Birds Saved from Extinction Living in Chicago Zoos

A Guam kingfisher at Lincoln Park Zoo. This type of bird now only exists in captivity. (Heather Paul / Flickr)A Guam kingfisher at Lincoln Park Zoo. This type of bird now only exists in captivity. (Heather Paul / Flickr)

A hopeful new study shows the Endangered Species Act has been extremely successful in stabilizing and increasing threatened or endangered bird populations, including two Pacific Island species that have been in the care of Chicago-area institutions since the mid-1980s.

The nonprofit Center for Biological Diversity released its report titled "A Wild Success" in June. Among the findings: 85 percent of birds protected by the Endangered Species Act have recovered in the continental U.S. Populations in the Pacific Islands have also shown recovery, but to a lesser degree at 61 percent.

Roughly three decades ago, the Lincoln Park Zoo and Brookfield Zoo set up critical captive breeding populations of two bird species native to the Pacific Island of Guam – the Guam rail and Guam kingfisher. These birds “would have been lost to extinction if not for dedicated captive-propagation programs,” the report states.

The Lincoln Park Zoo currently has four Guam kingfishers and one Guam rail in captivity. There are 16 Guam kingfishers at the Brookfield Zoo.

Experimental programs to reintroduce these birds in the wild are under way, specifically on the islands of Rota and Cocos near Guam. However, the wild populations aren’t yet well established, which is why the birds are still classified as extinct in the wild by the International Union for Conservation of Nature.

Guam rails were first reintroduced to the wild in 1989 on the island of Rota. (Greg Hume / Wikimedia Commons)Guam rails were first reintroduced to the wild in 1989 on the island of Rota. (Greg Hume / Wikimedia Commons)

Megan Ross, Lincoln Park Zoo's vice president of animal care and the Species Survival Plan coordinator for Guam rails from 2002 to 2012, participated in two such efforts to reintroduce the Guam rail species to the wild; one in the early 2000s and another in 2012. The bird was singled out in a Center for Biological Diversity press release as a Endangered Species Act success story.

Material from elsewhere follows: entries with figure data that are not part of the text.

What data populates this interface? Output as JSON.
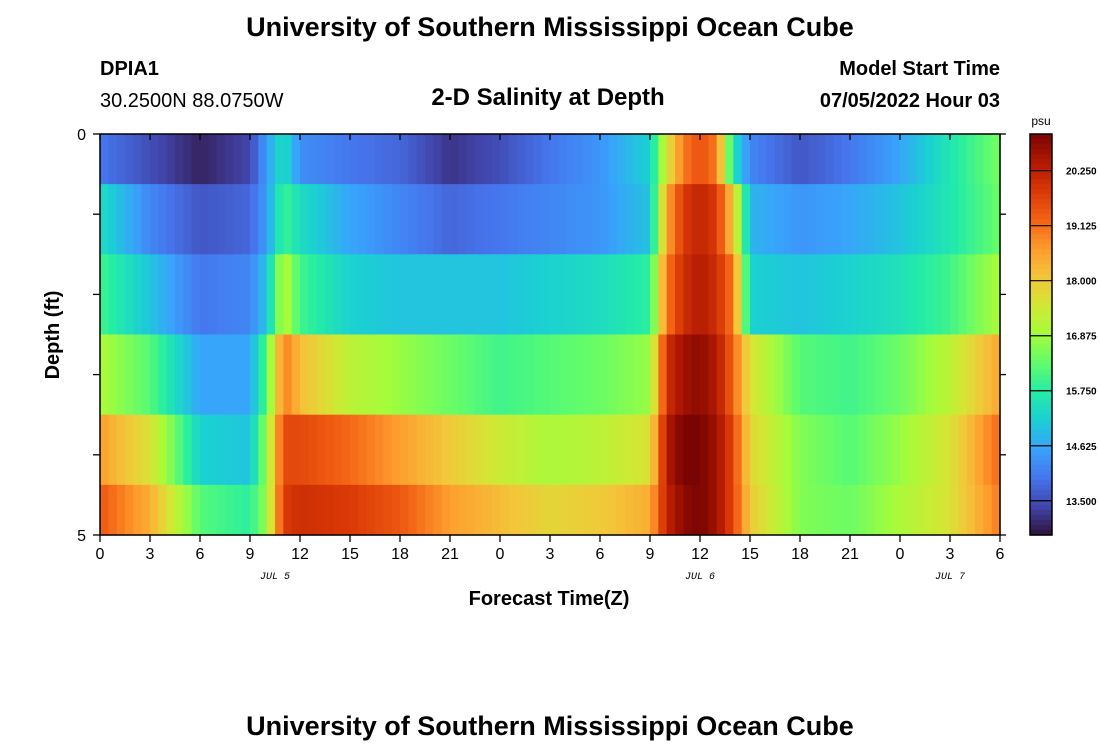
{
  "header": {
    "title": "University of Southern Mississippi Ocean Cube",
    "station_id": "DPIA1",
    "coordinates": "30.2500N  88.0750W",
    "plot_title": "2-D Salinity at Depth",
    "model_start_label": "Model Start Time",
    "model_start_value": "07/05/2022 Hour 03"
  },
  "footer": {
    "title": "University of Southern Mississippi Ocean Cube"
  },
  "chart_data": {
    "type": "heatmap",
    "title": "2-D Salinity at Depth",
    "xlabel": "Forecast Time(Z)",
    "ylabel": "Depth (ft)",
    "x_tick_labels": [
      "0",
      "3",
      "6",
      "9",
      "12",
      "15",
      "18",
      "21",
      "0",
      "3",
      "6",
      "9",
      "12",
      "15",
      "18",
      "21",
      "0",
      "3",
      "6"
    ],
    "date_labels": [
      {
        "label": "JUL 5",
        "tick_index": 3.5
      },
      {
        "label": "JUL 6",
        "tick_index": 12
      },
      {
        "label": "JUL 7",
        "tick_index": 17
      }
    ],
    "y_tick_labels": [
      "0",
      "5"
    ],
    "ylim": [
      0,
      5
    ],
    "colorbar": {
      "unit": "psu",
      "tick_labels": [
        "13.500",
        "14.625",
        "15.750",
        "16.875",
        "18.000",
        "19.125",
        "20.250"
      ],
      "range": [
        12.8,
        21.0
      ]
    },
    "colors": {
      "c0": "#30123b",
      "c1": "#4145ab",
      "c2": "#4675ed",
      "c3": "#39a2fc",
      "c4": "#1bcfd4",
      "c5": "#24eca6",
      "c6": "#61fc6c",
      "c7": "#a4fc3b",
      "c8": "#d1e834",
      "c9": "#f3c63a",
      "c10": "#fe9b2d",
      "c11": "#f36315",
      "c12": "#d93806",
      "c13": "#b11901",
      "c14": "#7a0402"
    },
    "row_depths_ft": [
      0.25,
      1.0,
      2.0,
      3.0,
      4.0,
      4.75
    ],
    "forecast_hours": [
      0,
      3,
      6,
      9,
      10,
      11,
      12,
      15,
      18,
      21,
      24,
      27,
      30,
      33,
      34,
      35,
      36,
      37,
      38,
      39,
      42,
      45,
      48,
      51,
      54
    ],
    "salinity_rows": [
      [
        14.0,
        13.5,
        13.0,
        13.4,
        14.5,
        15.5,
        14.3,
        14.0,
        13.8,
        13.2,
        13.5,
        14.0,
        14.4,
        15.2,
        17.5,
        19.0,
        19.5,
        19.0,
        15.5,
        14.2,
        13.6,
        14.0,
        14.6,
        15.6,
        16.5
      ],
      [
        15.4,
        14.2,
        13.6,
        13.8,
        14.5,
        16.0,
        15.4,
        14.6,
        14.2,
        13.8,
        14.0,
        14.2,
        14.4,
        15.0,
        18.5,
        19.8,
        20.2,
        19.8,
        18.0,
        14.8,
        14.4,
        14.6,
        15.0,
        15.6,
        16.4
      ],
      [
        16.0,
        15.0,
        14.0,
        14.2,
        15.0,
        17.2,
        16.0,
        15.2,
        15.0,
        15.0,
        15.0,
        15.2,
        15.4,
        15.8,
        19.0,
        20.0,
        20.4,
        20.0,
        19.0,
        15.2,
        15.0,
        15.2,
        15.5,
        16.0,
        17.0
      ],
      [
        17.0,
        16.2,
        14.6,
        14.6,
        16.2,
        19.0,
        18.2,
        17.2,
        16.8,
        16.4,
        16.0,
        16.2,
        16.4,
        16.8,
        20.0,
        20.6,
        20.8,
        20.4,
        19.2,
        17.6,
        16.2,
        16.0,
        16.4,
        17.2,
        18.5
      ],
      [
        18.6,
        17.6,
        15.2,
        15.0,
        16.8,
        19.6,
        19.6,
        19.2,
        18.6,
        18.0,
        17.4,
        17.0,
        17.2,
        17.6,
        20.4,
        21.0,
        21.0,
        20.6,
        19.6,
        17.8,
        16.6,
        16.2,
        16.8,
        17.6,
        19.2
      ],
      [
        19.4,
        18.4,
        16.2,
        15.8,
        16.8,
        19.8,
        20.0,
        19.8,
        19.4,
        18.6,
        18.2,
        17.8,
        18.0,
        18.4,
        20.2,
        20.8,
        21.0,
        20.6,
        19.6,
        18.0,
        16.6,
        16.4,
        17.0,
        17.6,
        19.0
      ]
    ]
  }
}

The population of Guam kingfishers has not rebounded as successfully.

"The Guam rail was a ground bird primarily that occupied a number of different habitats," said Loyal Mehrhoff, the Center for Biological Diversity's endangered species recovery director and one of the study's authors. "The kingfisher, not as much. They prefer better limestone forests on Guam. The Guam rail is much more adaptable."

Tim Snyder, Brookfield Zoo's curator of birds, said two Guam kingfishers – a male and a female – hatched last year at the zoo. Three adult females at the zoo are in breeding programs, Snyder said, and plans are being worked out to reintroduce at least some of the birds to the wild, a project similar to those Ross has participated in.

"Within the next five years, once their captive population reaches 200, we're going to start sending birds to some of the smaller islands around Guam," Snyder said.

The International Union for Conservation of Nature estimates that as of 2013, there are 124 Guam kingfishers in captivity.

The brown tree snake is responsible for killing off a devastating number of Guam's native birds. (U.S. Fish and Wildlife Service)The brown tree snake is responsible for killing off a devastating number of Guam's native birds. (U.S. Fish and Wildlife Service)

The prevalence of invasive species that prey on native birds is one reason populations in the Pacific Island region aren’t recovering as robustly as their U.S. counterparts, according to the study. There is also the matter of funding: Programs supporting bird populations on the mainland get more dollars than those focused on Pacific Island birds.

"I think it's just that they're so far away from Washington, D.C., to be honest," said Mehrhoff. "There's less of an impetus to put money into those [Pacific Island] species."

The invasive brown tree snake is responsible for the decline of the birds in their native habitat, according to the study. Shortly after WWII, the snake was accidentally introduced to the island, probably by stowing away on a Guam-bound aircraft or ship, according to the U.S. Geological Survey. The last wild Guam kingfisher died in 1986; the last wild Guam rail died the following year.

"The brown tree snake [preyed] on nests, birds and chicks, drastically reducing the population," said Ross. "Since [the birds] are island-dwelling species, they did not have the necessary instincts for this type of predator."

Tickets can be purchased online or in person to see the Brookfield Zoo's Guam kingfishers. You can visit Lincoln Park Zoo's Guam rail and Guam kingfishers at their McCormick Bird House for free, although parking rates do apply.